Now break the writing of the resume into the following steps:
1. In order to format the resume content, we have to make sure that all the text is
enclosed within the following tags:
Since we typically write things line-by-line, this initial step will write the 1
st
line
7
Introduction to Software Development
Think about how you can do that. In particular, think about how the create_email_link
and surround_block functions can be used to achieve this. Write another function to
make this entire intro section of the resume and then write it out to a file. Note
that the email address should be preceded by “Email:” in your final output.
3. For the projects section. you will have to produce output like the following.
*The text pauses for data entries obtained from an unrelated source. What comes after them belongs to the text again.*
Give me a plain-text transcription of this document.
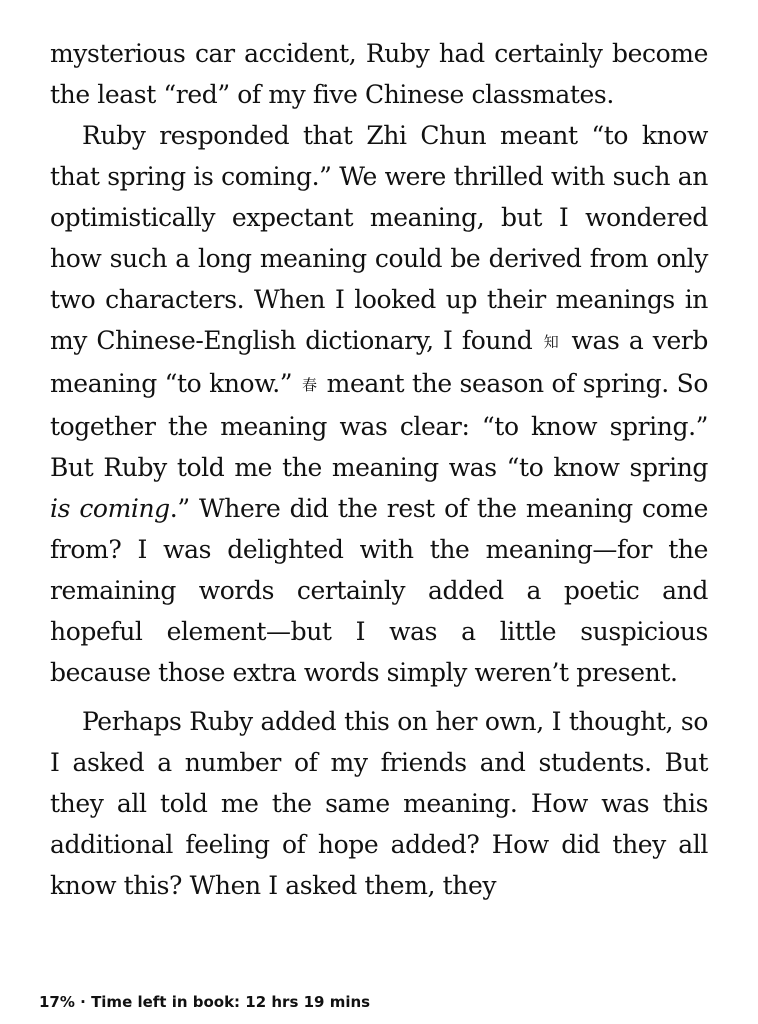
mysterious car accident, Ruby had certainly become the least “red” of my five Chinese classmates.

Ruby responded that Zhi Chun meant “to know that spring is coming.” We were thrilled with such an optimistically expectant meaning, but I wondered how such a long meaning could be derived from only two characters. When I looked up their meanings in my Chinese-English dictionary, I found 知 was a verb meaning “to know.” 春 meant the season of spring. So together the meaning was clear: “to know spring.” But Ruby told me the meaning was “to know spring is coming.” Where did the rest of the meaning come from? I was delighted with the meaning—for the remaining words certainly added a poetic and hopeful element—but I was a little suspicious because those extra words simply weren’t present.

Perhaps Ruby added this on her own, I thought, so I asked a number of my friends and students. But they all told me the same meaning. How was this additional feeling of hope added? How did they all know this? When I asked them, they

17% · Time left in book: 12 hrs 19 mins
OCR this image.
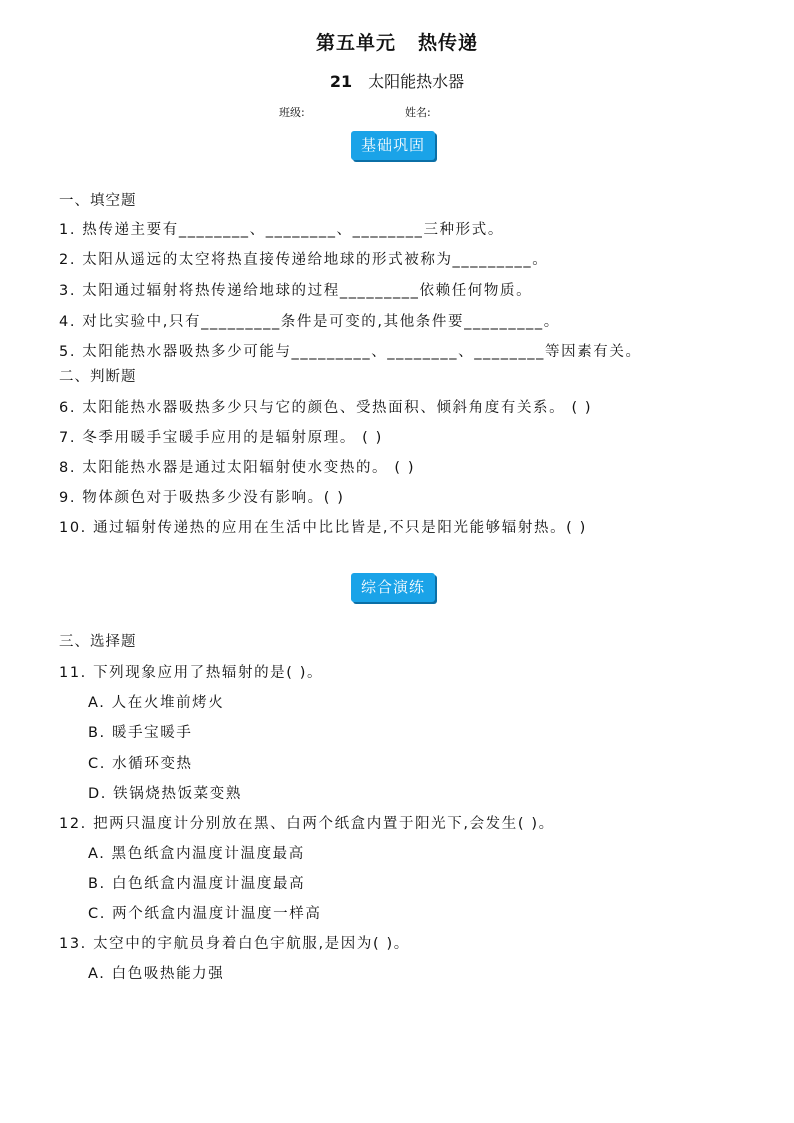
第五单元 热传递
21 太阳能热水器
班级:	姓名:
基础巩固
一、填空题
1. 热传递主要有________、________、________三种形式。
2. 太阳从遥远的太空将热直接传递给地球的形式被称为_________。
3. 太阳通过辐射将热传递给地球的过程_________依赖任何物质。
4. 对比实验中,只有_________条件是可变的,其他条件要_________。
5. 太阳能热水器吸热多少可能与_________、________、________等因素有关。
二、判断题
6. 太阳能热水器吸热多少只与它的颜色、受热面积、倾斜角度有关系。 ( )
7. 冬季用暖手宝暖手应用的是辐射原理。 ( )
8. 太阳能热水器是通过太阳辐射使水变热的。 ( )
9. 物体颜色对于吸热多少没有影响。( )
10. 通过辐射传递热的应用在生活中比比皆是,不只是阳光能够辐射热。( )
综合演练
三、选择题
11. 下列现象应用了热辐射的是( )。
A. 人在火堆前烤火
B. 暖手宝暖手
C. 水循环变热
D. 铁锅烧热饭菜变熟
12. 把两只温度计分别放在黑、白两个纸盒内置于阳光下,会发生( )。
A. 黑色纸盒内温度计温度最高
B. 白色纸盒内温度计温度最高
C. 两个纸盒内温度计温度一样高
13. 太空中的宇航员身着白色宇航服,是因为( )。
A. 白色吸热能力强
Assume
that you have the data about the projects by reading through the original file and stored
that in some data structure (decide whether you want to use list, set, tuple or
dictionary)
built a robot
fixed an ios app
Note that you MUST have
tags surrounded by
tags in your output. If you do
not exactly match this format, you will have issues with the project bullet points not
displaying correctly.
is short for list, and
is short for unordered list.
4. For the courses section, we actually just want to list the courses. We do not want to
create bullet points. We also want the heading to be a bit smaller in size and enclosed
in
版权所有:留学生编程辅导网 2021,All Rights Reserved 联系方式:QQ:99515681 电子信箱:99515681@qq.com
免责声明:本站部分内容从网络整理而来,只供参考!如有版权问题可联系本站删除。